La noche es noche y se cierra y volvemos a subir a media ladera, bajadas a fuego, barro que no vemos, piedras sueltas, luces lejanas que señalan direcciones y distancias que se acercan. La ciudad a la orilla, pero parece que se aleja, Ponfe en la distancia, sus casas que parece que duermen, están en vela. Algunos saben que es de noche, otros estarán de fiesta y otros nos esperan.

Los peores kilómetros siempre son los que quedan, nos recuerda la experiencia.
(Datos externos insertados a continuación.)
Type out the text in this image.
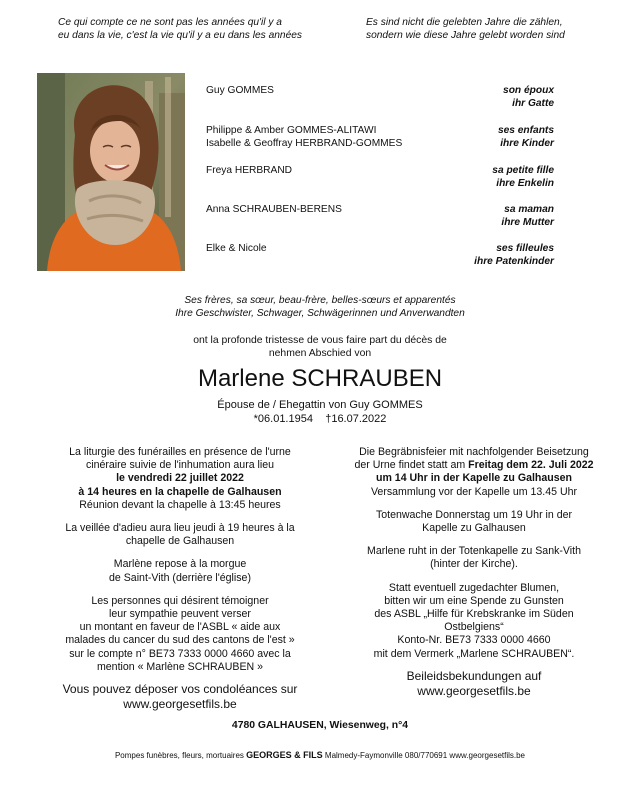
Ce qui compte ce ne sont pas les années qu'il y a
eu dans la vie, c'est la vie qu'il y a eu dans les années
Es sind nicht die gelebten Jahre die zählen,
sondern wie diese Jahre gelebt worden sind
Guy GOMMES	son époux
ihr Gatte
Philippe & Amber GOMMES-ALITAWI
Isabelle & Geoffray HERBRAND-GOMMES
ses enfants
ihre Kinder
Freya HERBRAND	sa petite fille
ihre Enkelin
Anna SCHRAUBEN-BERENS	sa maman
ihre Mutter
Elke & Nicole	ses filleules
ihre Patenkinder
Ses frères, sa sœur, beau-frère, belles-sœurs et apparentés
Ihre Geschwister, Schwager, Schwägerinnen und Anverwandten
ont la profonde tristesse de vous faire part du décès de
nehmen Abschied von
Marlene SCHRAUBEN
Épouse de / Ehegattin von Guy GOMMES
*06.01.1954 †16.07.2022

La liturgie des funérailles en présence de l'urne

cinéraire suivie de l'inhumation aura lieu

le vendredi 22 juillet 2022

à 14 heures en la chapelle de Galhausen

Réunion devant la chapelle à 13:45 heures

La veillée d'adieu aura lieu jeudi à 19 heures à la

chapelle de Galhausen

Marlène repose à la morgue

de Saint-Vith (derrière l'église)

Les personnes qui désirent témoigner

leur sympathie peuvent verser

un montant en faveur de l'ASBL « aide aux

malades du cancer du sud des cantons de l'est »

sur le compte n° BE73 7333 0000 4660 avec la

mention « Marlène SCHRAUBEN »

Vous pouvez déposer vos condoléances sur

www.georgesetfils.be

Die Begräbnisfeier mit nachfolgender Beisetzung

der Urne findet statt am Freitag dem 22. Juli 2022

um 14 Uhr in der Kapelle zu Galhausen

Versammlung vor der Kapelle um 13.45 Uhr

Totenwache Donnerstag um 19 Uhr in der

Kapelle zu Galhausen

Marlene ruht in der Totenkapelle zu Sank-Vith

(hinter der Kirche).

Statt eventuell zugedachter Blumen,

bitten wir um eine Spende zu Gunsten

des ASBL „Hilfe für Krebskranke im Süden

Ostbelgiens“

Konto-Nr. BE73 7333 0000 4660

mit dem Vermerk „Marlene SCHRAUBEN“.

Beileidsbekundungen auf

www.georgesetfils.be

4780 GALHAUSEN, Wiesenweg, n°4
Pompes funèbres, fleurs, mortuaires GEORGES & FILS Malmedy-Faymonville 080/770691 www.georgesetfils.be
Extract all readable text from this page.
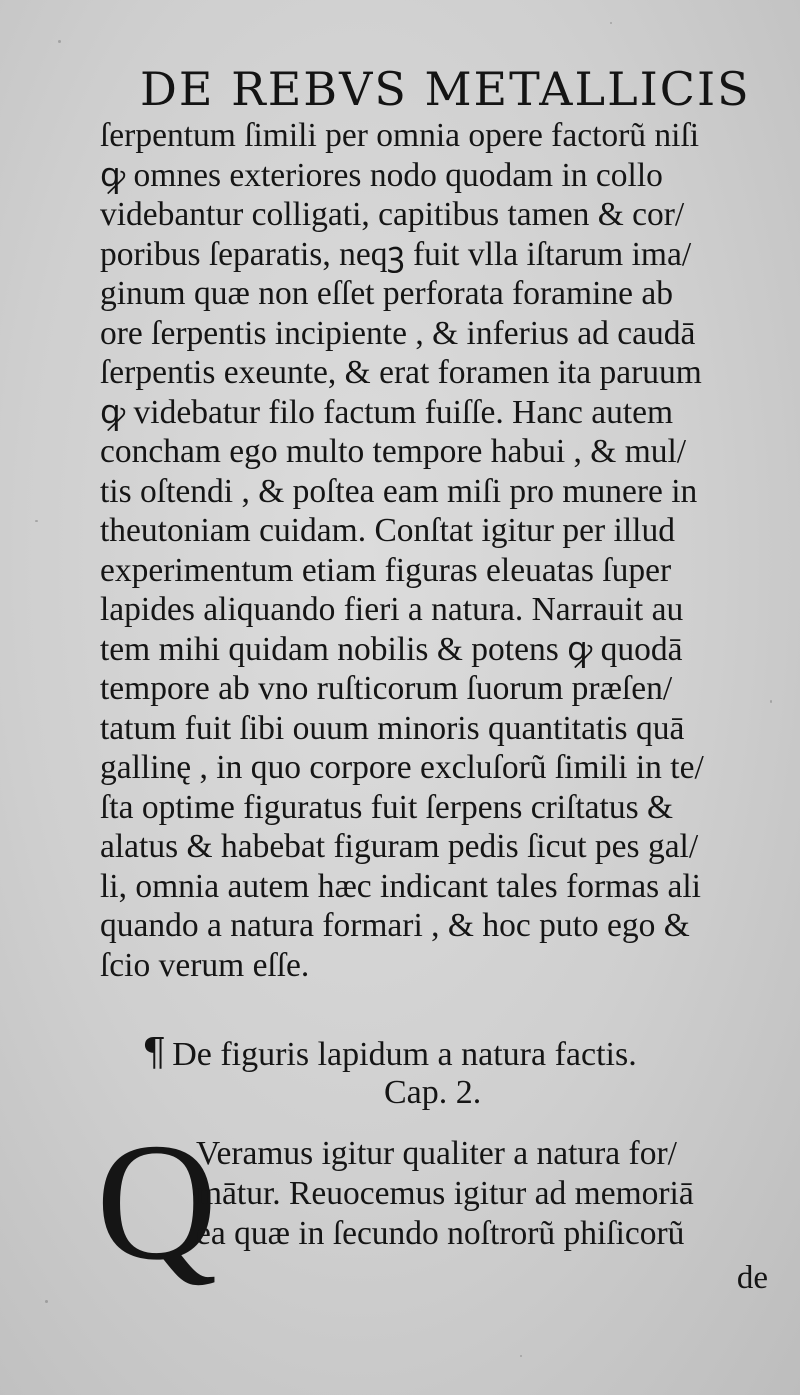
DE REBVS METALLICIS
ſerpentum ſimili per omnia opere factorũ niſi
ꝙ omnes exteriores nodo quodam in collo
videbantur colligati, capitibus tamen & cor/
poribus ſeparatis, neqꝫ fuit vlla iſtarum ima/
ginum quæ non eſſet perforata foramine ab
ore ſerpentis incipiente , & inferius ad caudā
ſerpentis exeunte, & erat foramen ita paruum
ꝙ videbatur filo factum fuiſſe. Hanc autem
concham ego multo tempore habui , & mul/
tis oſtendi , & poſtea eam miſi pro munere in
theutoniam cuidam. Conſtat igitur per illud
experimentum etiam figuras eleuatas ſuper
lapides aliquando fieri a natura. Narrauit au
tem mihi quidam nobilis & potens ꝙ quodā
tempore ab vno ruſticorum ſuorum præſen/
tatum fuit ſibi ouum minoris quantitatis quā
gallinę , in quo corpore excluſorũ ſimili in te/
ſta optime figuratus fuit ſerpens criſtatus &
alatus & habebat figuram pedis ſicut pes gal/
li, omnia autem hæc indicant tales formas ali
quando a natura formari , & hoc puto ego &
ſcio verum eſſe.
¶ De figuris lapidum a natura factis.
Cap. 2.
Q
Veramus igitur qualiter a natura for/
mātur. Reuocemus igitur ad memoriā
ea quæ in ſecundo noſtrorũ phiſicorũ
de
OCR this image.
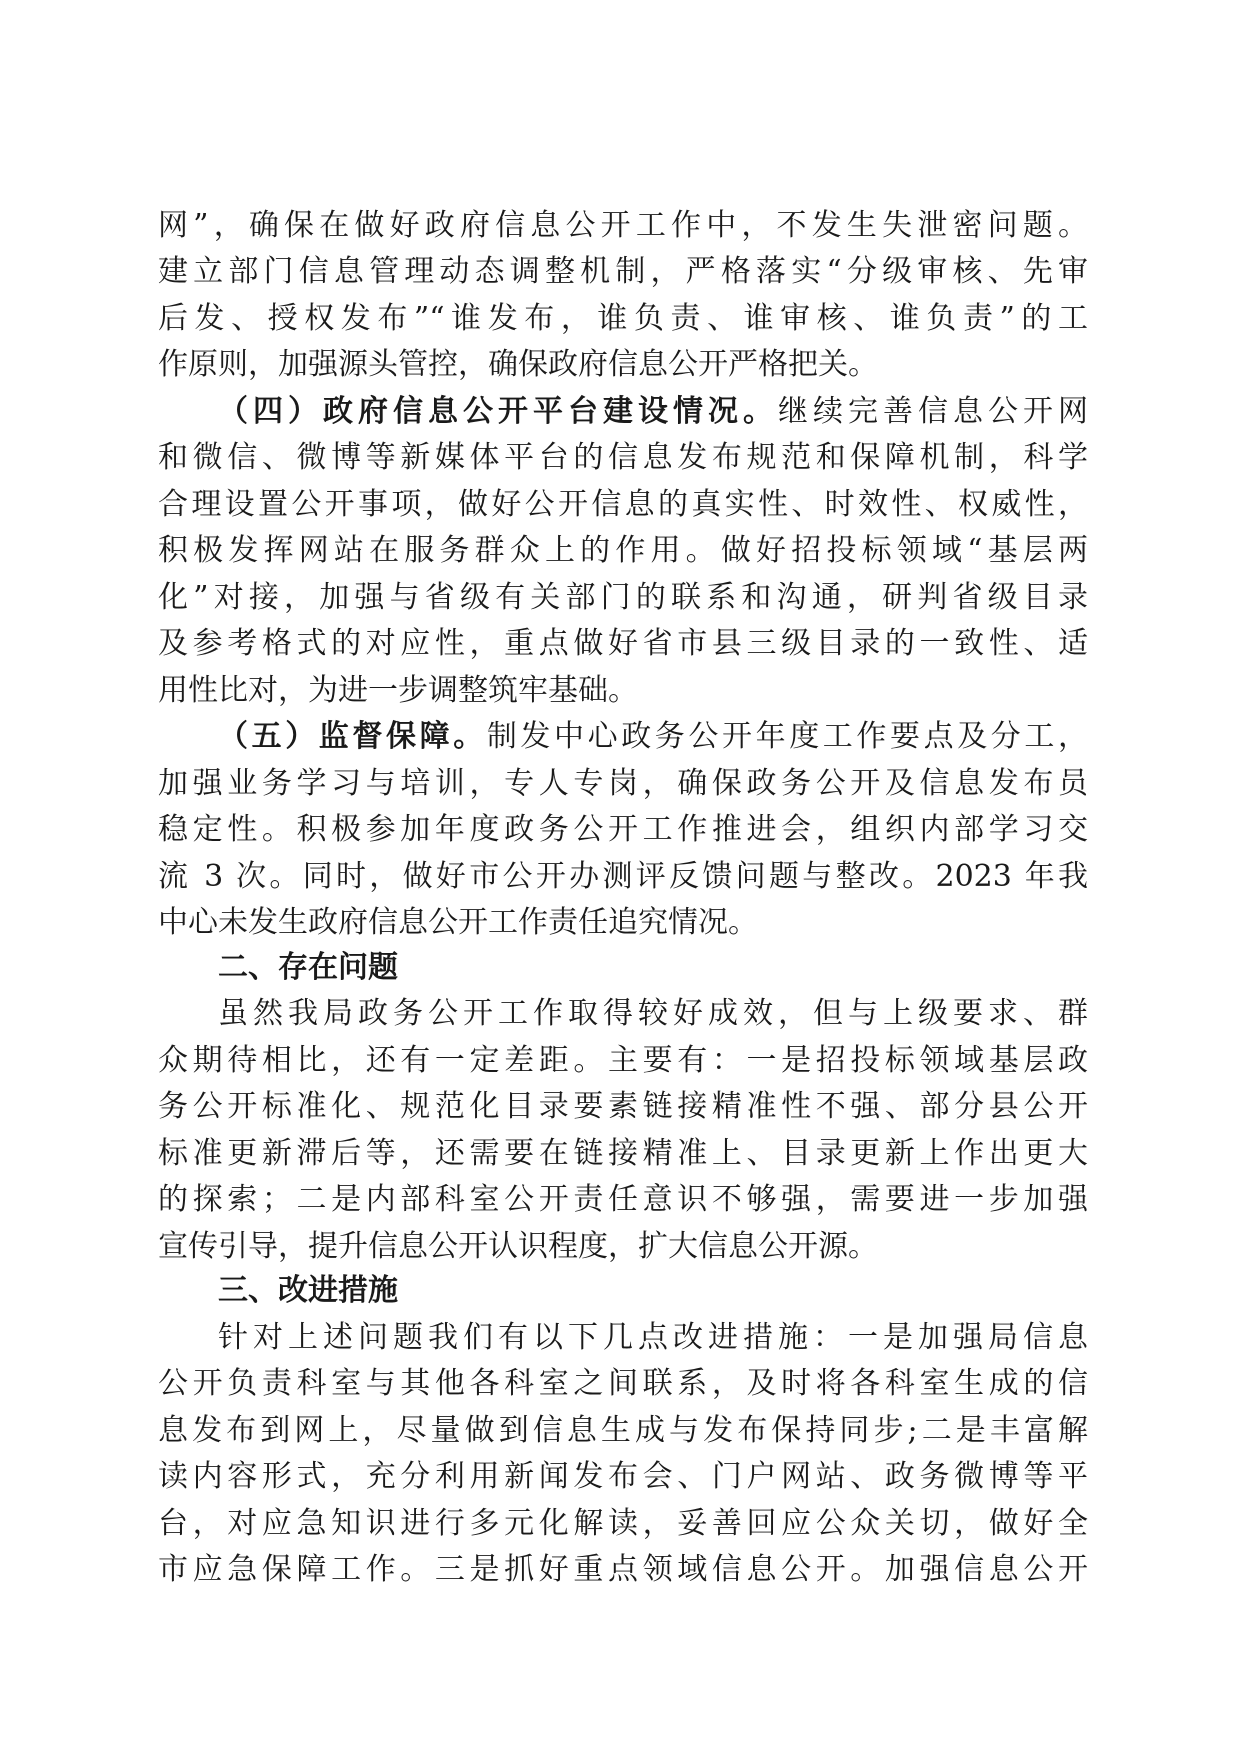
网”，确保在做好政府信息公开工作中，不发生失泄密问题。
建立部门信息管理动态调整机制，严格落实“分级审核、先审
后发、授权发布”“谁发布，谁负责、谁审核、谁负责”的工
作原则，加强源头管控，确保政府信息公开严格把关。
（四）政府信息公开平台建设情况。继续完善信息公开网
和微信、微博等新媒体平台的信息发布规范和保障机制，科学
合理设置公开事项，做好公开信息的真实性、时效性、权威性，
积极发挥网站在服务群众上的作用。做好招投标领域“基层两
化”对接，加强与省级有关部门的联系和沟通，研判省级目录
及参考格式的对应性，重点做好省市县三级目录的一致性、适
用性比对，为进一步调整筑牢基础。
（五）监督保障。制发中心政务公开年度工作要点及分工，
加强业务学习与培训，专人专岗，确保政务公开及信息发布员
稳定性。积极参加年度政务公开工作推进会，组织内部学习交
流 3 次。同时，做好市公开办测评反馈问题与整改。2023 年我
中心未发生政府信息公开工作责任追究情况。
二、存在问题
虽然我局政务公开工作取得较好成效，但与上级要求、群
众期待相比，还有一定差距。主要有：一是招投标领域基层政
务公开标准化、规范化目录要素链接精准性不强、部分县公开
标准更新滞后等，还需要在链接精准上、目录更新上作出更大
的探索；二是内部科室公开责任意识不够强，需要进一步加强
宣传引导，提升信息公开认识程度，扩大信息公开源。
三、改进措施
针对上述问题我们有以下几点改进措施：一是加强局信息
公开负责科室与其他各科室之间联系，及时将各科室生成的信
息发布到网上，尽量做到信息生成与发布保持同步;二是丰富解
读内容形式，充分利用新闻发布会、门户网站、政务微博等平
台，对应急知识进行多元化解读，妥善回应公众关切，做好全
市应急保障工作。三是抓好重点领域信息公开。加强信息公开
Cruzamos puentes, vemos la sombra de un castillo gigantesca, el río nos ofrece ruido, humedad con su presencia y cuando como resucitados volvemos del río, de la media ladera, de la profundidad de una noche antigua y mágica que parecía iba a ser eterna, comemos un sándwich caliente, nos hacemos la foto, y nos colgamos la medalla de la hospitalidad, de la fertilidad, del esfuerzo compartido, del compañerismo, de los valores de la milicia, acompañada la experiencia de todo lo que ha dado de sí esta tierra, en esplendor, en sabores y en belleza…

El esfuerzo ha merecido mucho la pena a pesar de tener todo el sueño del mundo y llevarte a casa rotas las piernas. ¿Y el año que viene? ¡Quién sabe! Piensas.